12. Mick Schumacher will be one to watch in 2021
The Schumacher name is back in Formula 1 and it is there completely through the achievements of the driver carrying it. Mick Schumacher won a fiercely-contested Formula 2 championship this year to go with his 2018 European Formula 3 title, meaning he steps up as the reigning F2 champion just like George Russell and Charles Leclerc did before him.
Schumacher will race for Haas, and while the American outfit have not had the strongest 2020, they will hope to benefit from a significantly improved Ferrari power unit next year that will give the German a better chance of showing what he can do. It might be the perfect scenario for Schumacher though, who has tended to do a lot of learning in his first year in a new category and show clear improvements in his second season, while his racecraft has been particularly impressive.
Even if the team’s competitiveness doesn’t improve, Haas were regularly fighting Alfa Romeo this year, setting up the prospect of a Schumacher vs Raikkonen on-track battle, some 14 years after Kimi was fighting against Mick’s father Michael for championship glory.
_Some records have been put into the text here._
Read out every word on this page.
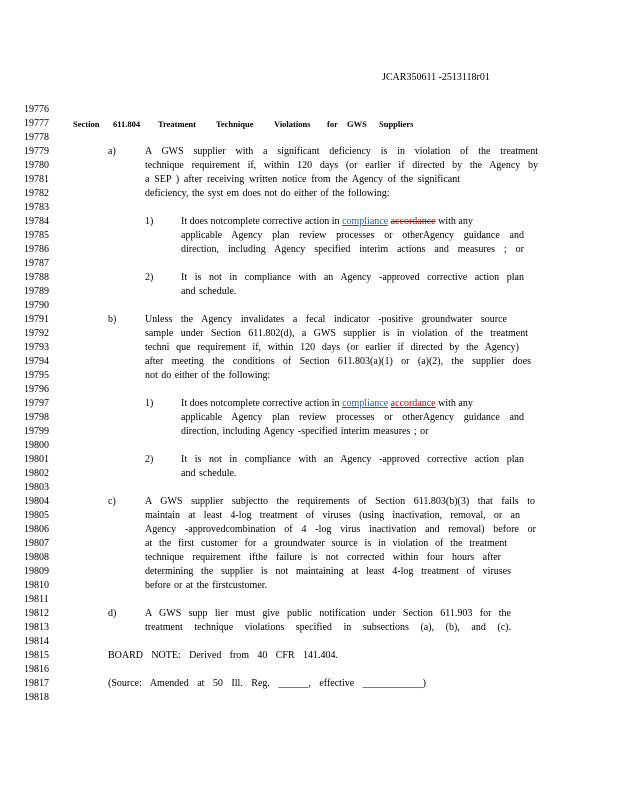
JCAR350611 -2513118r01
19776
19777
19778
19779
19780
19781
19782
19783
19784
19785
19786
19787
19788
19789
19790
19791
19792
19793
19794
19795
19796
19797
19798
19799
19800
19801
19802
19803
19804
19805
19806
19807
19808
19809
19810
19811
19812
19813
19814
19815
19816
19817
19818
Section 611.804 Treatment Technique Violations for GWS Suppliers
a)	A GWS supplier with a significant deficiency is in violation of the treatment
technique requirement if, within 120 days (or earlier if directed by the Agency by
a SEP ) after receiving written notice from the Agency of the significant
deficiency, the syst em does not do either of the following:
1)	It does notcomplete corrective action in compliance accordance with any
applicable Agency plan review processes or otherAgency guidance and
direction, including Agency specified interim actions and measures ; or
2)	It is not in compliance with an Agency -approved corrective action plan
and schedule.
b)	Unless the Agency invalidates a fecal indicator -positive groundwater source
sample under Section 611.802(d), a GWS supplier is in violation of the treatment
techni que requirement if, within 120 days (or earlier if directed by the Agency)
after meeting the conditions of Section 611.803(a)(1) or (a)(2), the supplier does
not do either of the following:
1)	It does notcomplete corrective action in compliance accordance with any
applicable Agency plan review processes or otherAgency guidance and
direction, including Agency -specified interim measures ; or
2)	It is not in compliance with an Agency -approved corrective action plan
and schedule.
c)	A GWS supplier subjectto the requirements of Section 611.803(b)(3) that fails to
maintain at least 4-log treatment of viruses (using inactivation, removal, or an
Agency -approvedcombination of 4 -log virus inactivation and removal) before or
at the first customer for a groundwater source is in violation of the treatment
technique requirement ifthe failure is not corrected within four hours after
determining the supplier is not maintaining at least 4-log treatment of viruses
before or at the firstcustomer.
d)	A GWS supp lier must give public notification under Section 611.903 for the
treatment technique violations specified in subsections (a), (b), and (c).
BOARD NOTE: Derived from 40 CFR 141.404.
(Source: Amended at 50 Ill. Reg. ______, effective ____________)
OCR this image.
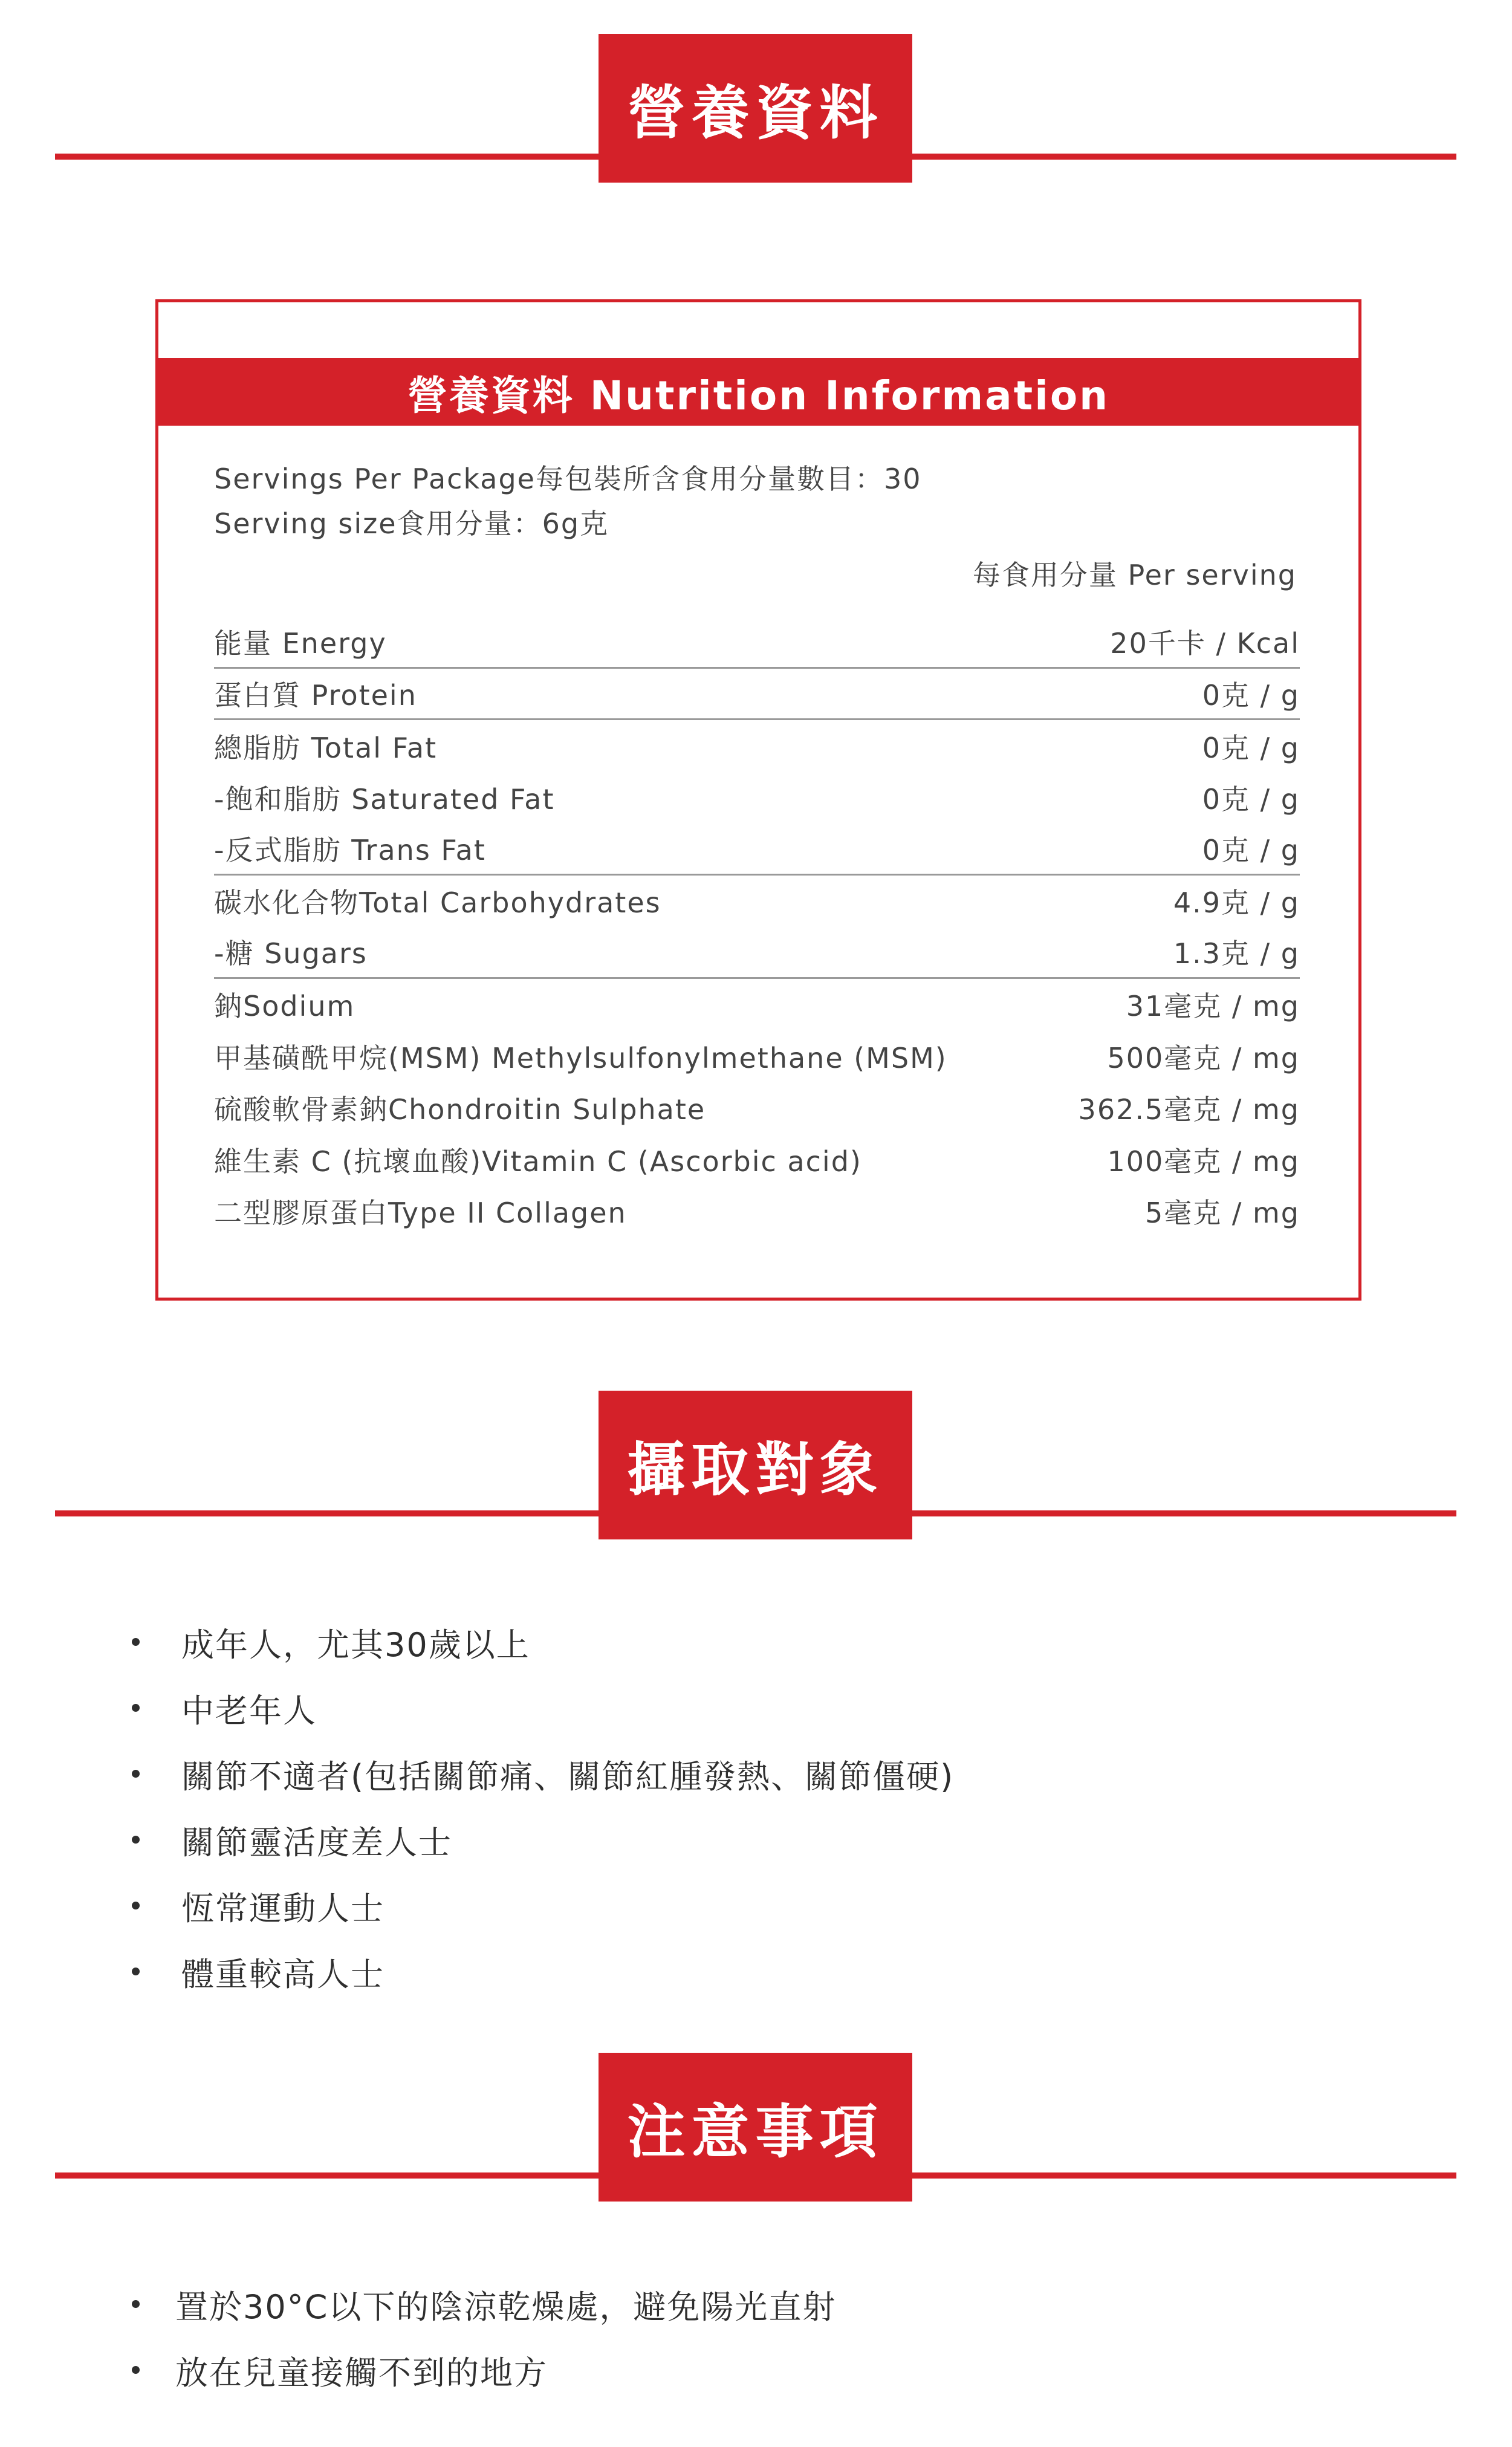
營養資料
營養資料 Nutrition Information
Servings Per Package每包裝所含食用分量數目：30
Serving size食用分量：6g克
每食用分量 Per serving
能量 Energy	20千卡 / Kcal
蛋白質 Protein	0克 / g
總脂肪 Total Fat	0克 / g
-飽和脂肪 Saturated Fat	0克 / g
-反式脂肪 Trans Fat	0克 / g
碳水化合物Total Carbohydrates	4.9克 / g
-糖 Sugars	1.3克 / g
鈉Sodium	31毫克 / mg
甲基磺酰甲烷(MSM) Methylsulfonylmethane (MSM)	500毫克 / mg
硫酸軟骨素鈉Chondroitin Sulphate	362.5毫克 / mg
維生素 C (抗壞血酸)Vitamin C (Ascorbic acid)	100毫克 / mg
二型膠原蛋白Type II Collagen	5毫克 / mg
攝取對象
成年人，尤其30歲以上
中老年人
關節不適者(包括關節痛、關節紅腫發熱、關節僵硬)
關節靈活度差人士
恆常運動人士
體重較高人士
注意事項
置於30°C以下的陰涼乾燥處，避免陽光直射
放在兒童接觸不到的地方
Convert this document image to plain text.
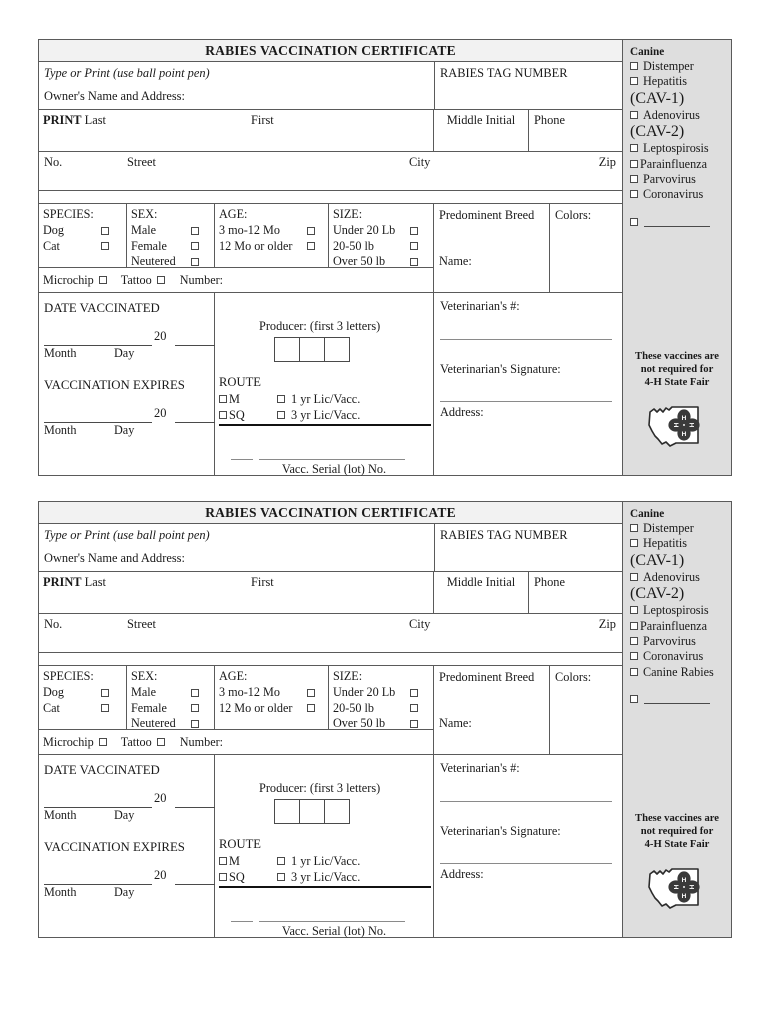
RABIES VACCINATION CERTIFICATE
Type or Print (use ball point pen)
Owner's Name and Address:
RABIES TAG NUMBER
PRINT Last	First	Middle Initial	Phone
No.	Street	City	Zip
SPECIES:
Dog
Cat
SEX:
Male
Female
Neutered
AGE:
3 mo-12 Mo
12 Mo or older
SIZE:
Under 20 Lb
20-50 lb
Over 50 lb
Microchip Tattoo Number:
Predominent Breed
Name:
Colors:
DATE VACCINATED
20
Month	Day
VACCINATION EXPIRES
20
Month	Day
Producer: (first 3 letters)
ROUTE
M	1 yr Lic/Vacc.
SQ	3 yr Lic/Vacc.
Vacc. Serial (lot) No.
Veterinarian's #:
Veterinarian's Signature:
Address:
Canine
Distemper
Hepatitis
(CAV-1)
Adenovirus
(CAV-2)
Leptospirosis
Parainfluenza
Parvovirus
Coronavirus
These vaccines are
not required for
4-H State Fair
H
H
H
H
RABIES VACCINATION CERTIFICATE
Type or Print (use ball point pen)
Owner's Name and Address:
RABIES TAG NUMBER
PRINT Last	First	Middle Initial	Phone
No.	Street	City	Zip
SPECIES:
Dog
Cat
SEX:
Male
Female
Neutered
AGE:
3 mo-12 Mo
12 Mo or older
SIZE:
Under 20 Lb
20-50 lb
Over 50 lb
Microchip Tattoo Number:
Predominent Breed
Name:
Colors:
DATE VACCINATED
20
Month	Day
VACCINATION EXPIRES
20
Month	Day
Producer: (first 3 letters)
ROUTE
M	1 yr Lic/Vacc.
SQ	3 yr Lic/Vacc.
Vacc. Serial (lot) No.
Veterinarian's #:
Veterinarian's Signature:
Address:
Canine
Distemper
Hepatitis
(CAV-1)
Adenovirus
(CAV-2)
Leptospirosis
Parainfluenza
Parvovirus
Coronavirus
Canine Rabies
These vaccines are
not required for
4-H State Fair
H
H
H
H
13. Fernando Alonso will be box office, again
Schumacher will do well to make it another chapter of Schumacher vs Alonso battles next year though, as the double world champion who regularly fought with his legendary father returns to F1 with Renault, or Alpine as they will be known in 2021.
Renault might be getting a rebrand, but they remain the same team that Alonso won his two world titles with in 2005 and 2006, and they are getting a driver who is hungry for success after two years away from the sport. There were no guarantees Alonso would be back when he left McLaren at the end of 2018, but after racing elsewhere he felt he still had unfinished business in F1, and the prospect of new regulations enticed him to return.
While he will have to wait until 2022 for those new cars, the extremely tight midfield gives Alonso the chance to race for significant points and podiums in a way he rarely got to in his latter McLaren years, and he just seems to somehow access another level when there’s a hint of a strong result. We should be seeing plenty of that next year.